Литмир - Электронная Библиотека

Был момент, когда республиканская декорация едва не рухнула. Государственный талант, личное обаяние сверхчеловеческого характера, бесконечная отвага авантюриста-аристократа и любовь обожающей солдатчины подняли над взволнованным хаосом республики гениального узурпатора и тончайшего из демагогов, Юлия Цезаря. Он становится пожизненным диктатором, то есть фактически единым государем, и подумывает уже, как ему определить и назвать эту свою новую государеву власть. Но тут живой бог солдат и плебса встретился с кинжалами «последних римлян»: 15 марта 44 года до Р. X. он пал среди сената под ударами заговорщиков из партии республиканцев- аристократов. Его приемный сын Октавий, будущий Август, употребил семнадцать лет, чтобы устранить все препятствия к окончательному торжеству нового режима. Битва при Акциуме, самоубийство М. Антония, присоединение Египта и общая военная ревизия Востока выяснили и Риму, и самому Августу, что долго подготовляемый переворот созрел, и как раз теперь время сорвать его плод, мирно и тихо, без всякого противодействия, напротив, при дружных рукоплесканиях усталого в междоусобиях общества. 15 января 27 года до Р. X. Август, сосчитав, что все пружины государственного механизма сосредоточились в его кулаке, объявил государству «успокоение» и, сложив с себя чрезвычайные полномочия, которыми он был обличен, как триумвир, назначенный к упорядочению республики (tresviri rel publicae constituendae), предложил «вручить управление государством сенату и народу римскому».

Конституция Августова «успокоения» — преднамеренная двусмысленность, долго и хорошо обдуманная, искусно разработанная во всех направлениях и постепенно законченная им самим и его преемником Тиберием с твердой выдержкой принципа и духа. Вся система ее заключалась в посильном сохранении старых республиканских форм, учреждений и имен, при постепенном монархическом обновлении и вытравлении их содержания и назначения. По- прежнему остаются магистраты, сенат, комиции, но все эти, могучие когда-то, силы совершенно лишены инициативы и самостоятельно действующей власти, сведены на положение государственных статистов. Очень ловко и тонко проведено разделение между титулярной и фактической властью. Сановный класс привык, через вековую историю, к лестнице магистрата и к ступеням ее титулов. Ему оставили и удовольствие хождения по этой лестнице, и титулы, но сопряженные с ними функции, под именами трибунских полномочий (tribunicia potestas), проконсульского или цензорского повелительства (imperium), ушли к государю и либо обусловили собой, либо расширили объем его абсолютной, постоянной, безответственной власти.

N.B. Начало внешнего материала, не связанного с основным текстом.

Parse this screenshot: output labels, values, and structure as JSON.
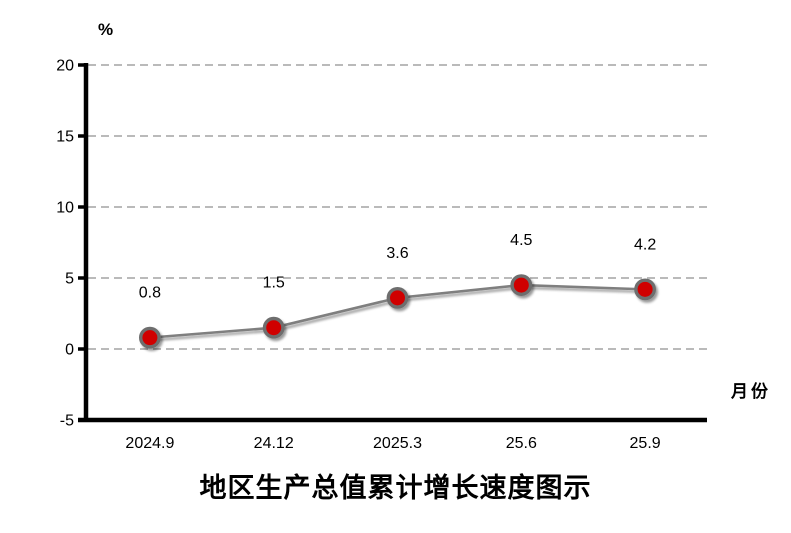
{
  "labels": {
    "percent": "%",
    "month": "月份",
    "title": "地区生产总值累计增长速度图示"
  },
  "chart_data": {
    "type": "line",
    "categories": [
      "2024.9",
      "24.12",
      "2025.3",
      "25.6",
      "25.9"
    ],
    "values": [
      0.8,
      1.5,
      3.6,
      4.5,
      4.2
    ],
    "title": "地区生产总值累计增长速度图示",
    "xlabel": "月份",
    "ylabel": "%",
    "ylim": [
      -5,
      20
    ],
    "yticks": [
      -5,
      0,
      5,
      10,
      15,
      20
    ],
    "grid": true,
    "legend": "none",
    "colors": {
      "marker_fill": "#d00000",
      "marker_stroke": "#6e6e6e",
      "line": "#7f7f7f",
      "grid": "#a3a3a3",
      "axis": "#000000",
      "text": "#000000"
    }
  }
}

Едва ли нужно говорить, что конституция принципата со временем преобразовалась. Это ясно подсказывает уже имя «Империя», которым определяется позднейшая эпоха римского единовластия и которое ходячие представления неправильно распространяют и на первый период его. Конституция принципата постоянно развивалась в духе основного своего начала: к постепенному подавлению, подмену и подлогу республиканских порядков, обычаев и учреждений реформами монархического порядка, мало-помалу искусно и последовательно переместившими в государев дворец всю сумму государственных полномочий. Процесс этот был долог, зыбок и труден. Искать однообразного и точного критерия к определению его на всем его протяжении — от Августа к Диоклетиану — дело сомнительного успеха. Разные эпохи римского единовластия застают его в разных фазисах органического перерождения из номинально-республиканского принципата в абсолютную монархию империи. Но в то же время не следует и преувеличивать значение фазисов, так как их изменяющемуся воздействию гораздо более подвергались, опять- таки формы, нежели общий дух и смысл конституции.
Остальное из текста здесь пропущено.